Ultimately, social class determines how people think about social class. When asked if poverty in America is the fault of the poor or the fault of the system, 57 percent of business leaders blamed the poor; just 9 percent blamed the system. Labor leaders showed sharply reversed choices: only 15 percent said the poor were at fault while 56 percent blamed the system. (Some people replied “don’t know” or chose a middle position.) The largest single difference between our two main political parties lies in how their members think about social class: 55 percent of Republicans blamed the poor for their poverty, while only 13 percent blamed the system for it; 68 percent of Democrats, on the other hand, blamed the system, while only 5 percent blamed the poor.

Most Americans die in the same social class in which they were born, sociologists have shown, and those who are mobile usually rise or fall just a single social class.

All these obstacles have lasting effects. One researcher found that “the residual effects of wealth remain for 10 to 15 generations.”

This is not to say some poor people won’t spend money on non-essentials, fall into a routine that doesn’t devote much time to searching for a higher-paying job, or give up on a job search in despair. These things happen and are predictable. Yet these issues must be understood within the context of the cycle of poverty; to focus on them alone is to deny socio-economic realities. It’s been found that even geniuses, with I.Q.s approaching 200, who come from poor homes are less successful than geniuses who come from wealthier homes (see Outliers, Gladwell). Middle-class persons who struggle to understand how the poor could have fewer opportunities and advantages should compare themselves to the wealthy. Growing up, did you have the same opportunities as the child of a billionaire? Did your parents’ massive donation to Harvard or Princeton help you get in? Did your parents give you a million dollars to help start your first business? Did they have CEO friends in the Fortune 500 or on Wall Street, and could put in a good word for you? Of course not.

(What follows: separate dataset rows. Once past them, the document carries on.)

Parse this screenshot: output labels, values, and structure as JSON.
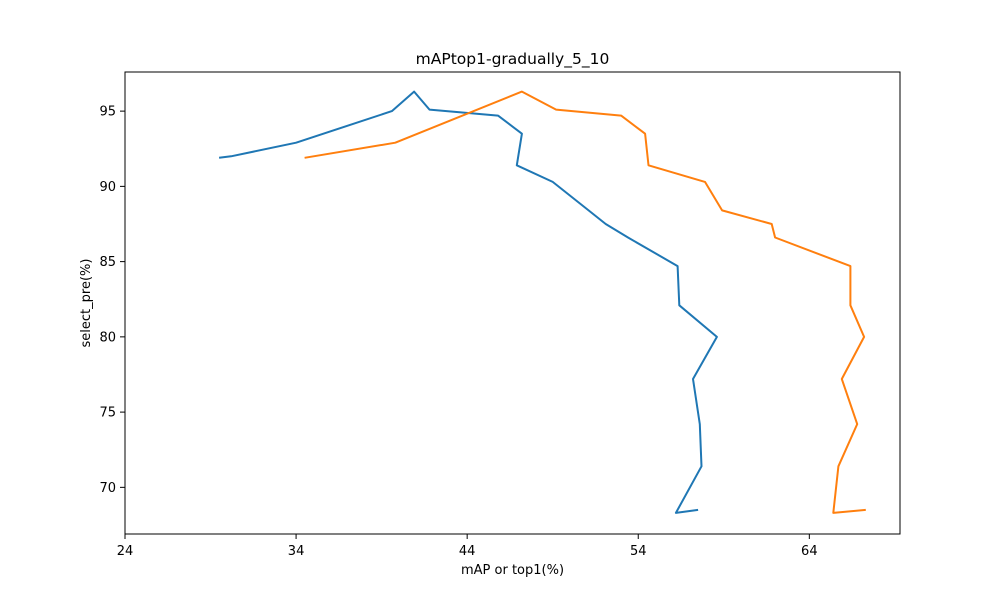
{
  "chart_data": {
    "type": "line",
    "title": "mAPtop1-gradually_5_10",
    "xlabel": "mAP or top1(%)",
    "ylabel": "select_pre(%)",
    "xlim": [
      24,
      69.3
    ],
    "ylim": [
      66.9,
      97.6
    ],
    "xticks": [
      24,
      34,
      44,
      54,
      64
    ],
    "yticks": [
      70,
      75,
      80,
      85,
      90,
      95
    ],
    "grid": false,
    "legend": "none",
    "series": [
      {
        "color": "#1f77b4",
        "points": [
          [
            57.5,
            68.5
          ],
          [
            56.2,
            68.3
          ],
          [
            57.7,
            71.4
          ],
          [
            57.6,
            74.2
          ],
          [
            57.2,
            77.2
          ],
          [
            58.6,
            80.0
          ],
          [
            56.4,
            82.1
          ],
          [
            56.3,
            84.7
          ],
          [
            53.4,
            86.6
          ],
          [
            52.1,
            87.5
          ],
          [
            51.1,
            88.4
          ],
          [
            49.0,
            90.3
          ],
          [
            46.9,
            91.4
          ],
          [
            47.2,
            93.5
          ],
          [
            45.8,
            94.7
          ],
          [
            41.8,
            95.1
          ],
          [
            40.9,
            96.3
          ],
          [
            39.6,
            95.0
          ],
          [
            34.0,
            92.9
          ],
          [
            30.2,
            92.0
          ],
          [
            29.5,
            91.9
          ]
        ]
      },
      {
        "color": "#ff7f0e",
        "points": [
          [
            67.3,
            68.5
          ],
          [
            65.4,
            68.3
          ],
          [
            65.7,
            71.4
          ],
          [
            66.8,
            74.2
          ],
          [
            65.9,
            77.2
          ],
          [
            67.2,
            80.0
          ],
          [
            66.4,
            82.1
          ],
          [
            66.4,
            84.7
          ],
          [
            62.0,
            86.6
          ],
          [
            61.8,
            87.5
          ],
          [
            58.9,
            88.4
          ],
          [
            57.9,
            90.3
          ],
          [
            54.6,
            91.4
          ],
          [
            54.4,
            93.5
          ],
          [
            53.0,
            94.7
          ],
          [
            49.2,
            95.1
          ],
          [
            47.2,
            96.3
          ],
          [
            39.8,
            92.9
          ],
          [
            34.5,
            91.9
          ]
        ]
      }
    ]
  }
}
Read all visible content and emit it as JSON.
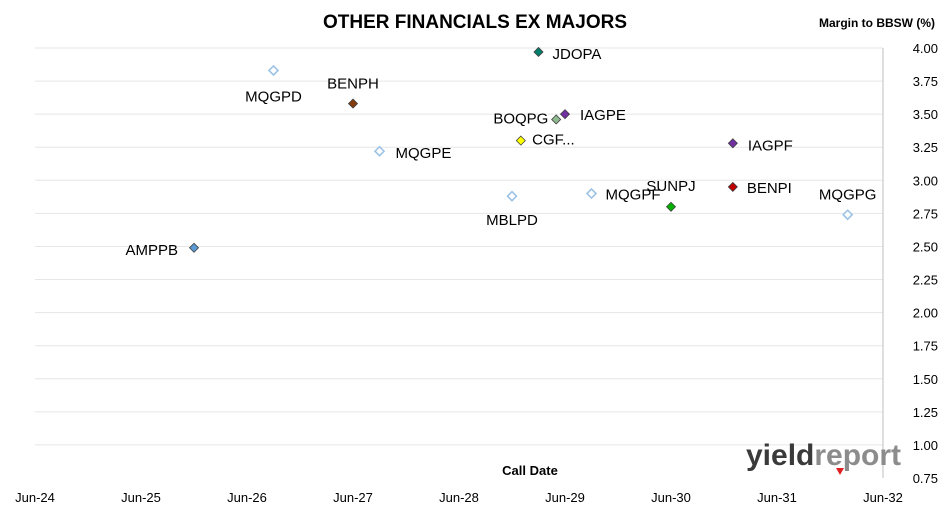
{
  "chart_data": {
    "type": "scatter",
    "title": "OTHER FINANCIALS EX MAJORS",
    "xlabel": "Call Date",
    "ylabel": "Margin to BBSW (%)",
    "x_ticks": [
      "Jun-24",
      "Jun-25",
      "Jun-26",
      "Jun-27",
      "Jun-28",
      "Jun-29",
      "Jun-30",
      "Jun-31",
      "Jun-32"
    ],
    "xlim": [
      "2024-06",
      "2032-06"
    ],
    "ylim": [
      0.75,
      4.0
    ],
    "y_ticks": [
      "0.75",
      "1.00",
      "1.25",
      "1.50",
      "1.75",
      "2.00",
      "2.25",
      "2.50",
      "2.75",
      "3.00",
      "3.25",
      "3.50",
      "3.75",
      "4.00"
    ],
    "grid": true,
    "legend": "none",
    "points": [
      {
        "label": "AMPPB",
        "x": "2025-12",
        "y": 2.49,
        "color": "#5b9bd5",
        "filled": true
      },
      {
        "label": "MQGPD",
        "x": "2026-09",
        "y": 3.83,
        "color": "#9dc3e6",
        "filled": false
      },
      {
        "label": "BENPH",
        "x": "2027-06",
        "y": 3.58,
        "color": "#843c0c",
        "filled": true
      },
      {
        "label": "MQGPE",
        "x": "2027-09",
        "y": 3.22,
        "color": "#9dc3e6",
        "filled": false
      },
      {
        "label": "JDOPA",
        "x": "2029-03",
        "y": 3.97,
        "color": "#00806b",
        "filled": true
      },
      {
        "label": "BOQPG",
        "x": "2029-01",
        "y": 3.3,
        "color": "#ffff00",
        "filled": true
      },
      {
        "label": "IAGPE",
        "x": "2029-06",
        "y": 3.5,
        "color": "#7030a0",
        "filled": true
      },
      {
        "label": "CGF...",
        "x": "2029-05",
        "y": 3.46,
        "color": "#8fb98f",
        "filled": true
      },
      {
        "label": "MBLPD",
        "x": "2028-12",
        "y": 2.88,
        "color": "#9dc3e6",
        "filled": false
      },
      {
        "label": "MQGPF",
        "x": "2029-09",
        "y": 2.9,
        "color": "#9dc3e6",
        "filled": false
      },
      {
        "label": "SUNPJ",
        "x": "2030-06",
        "y": 2.8,
        "color": "#00b000",
        "filled": true
      },
      {
        "label": "IAGPF",
        "x": "2031-01",
        "y": 3.28,
        "color": "#7030a0",
        "filled": true
      },
      {
        "label": "BENPI",
        "x": "2031-01",
        "y": 2.95,
        "color": "#c00000",
        "filled": true
      },
      {
        "label": "MQGPG",
        "x": "2032-02",
        "y": 2.74,
        "color": "#9dc3e6",
        "filled": false
      }
    ]
  },
  "logo": {
    "part1": "yield",
    "part2": "report"
  }
}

The factors that make poverty so hard to escape are numerous, but not difficult to understand. We should recall what Dr. Martin Luther King, Jr. said of poor blacks, who are to this day disproportionately impoverished due to past and present racial discrimination, which makes them special targets for those wishing to attack the poor as lazy or foolish. King condemned our propensity to view poverty as due to personal flaws, like an unwillingness to work hard, ignoring different opportunities within different social conditions. To paraphrase King (Why We Can’t Wait), the poor man

…is deprived of normal education and normal social and economic opportunities. When he seeks opportunities, he is told, in effect, to lift himself up by his own bootstraps, advice which does not take into account the fact that he is barefoot.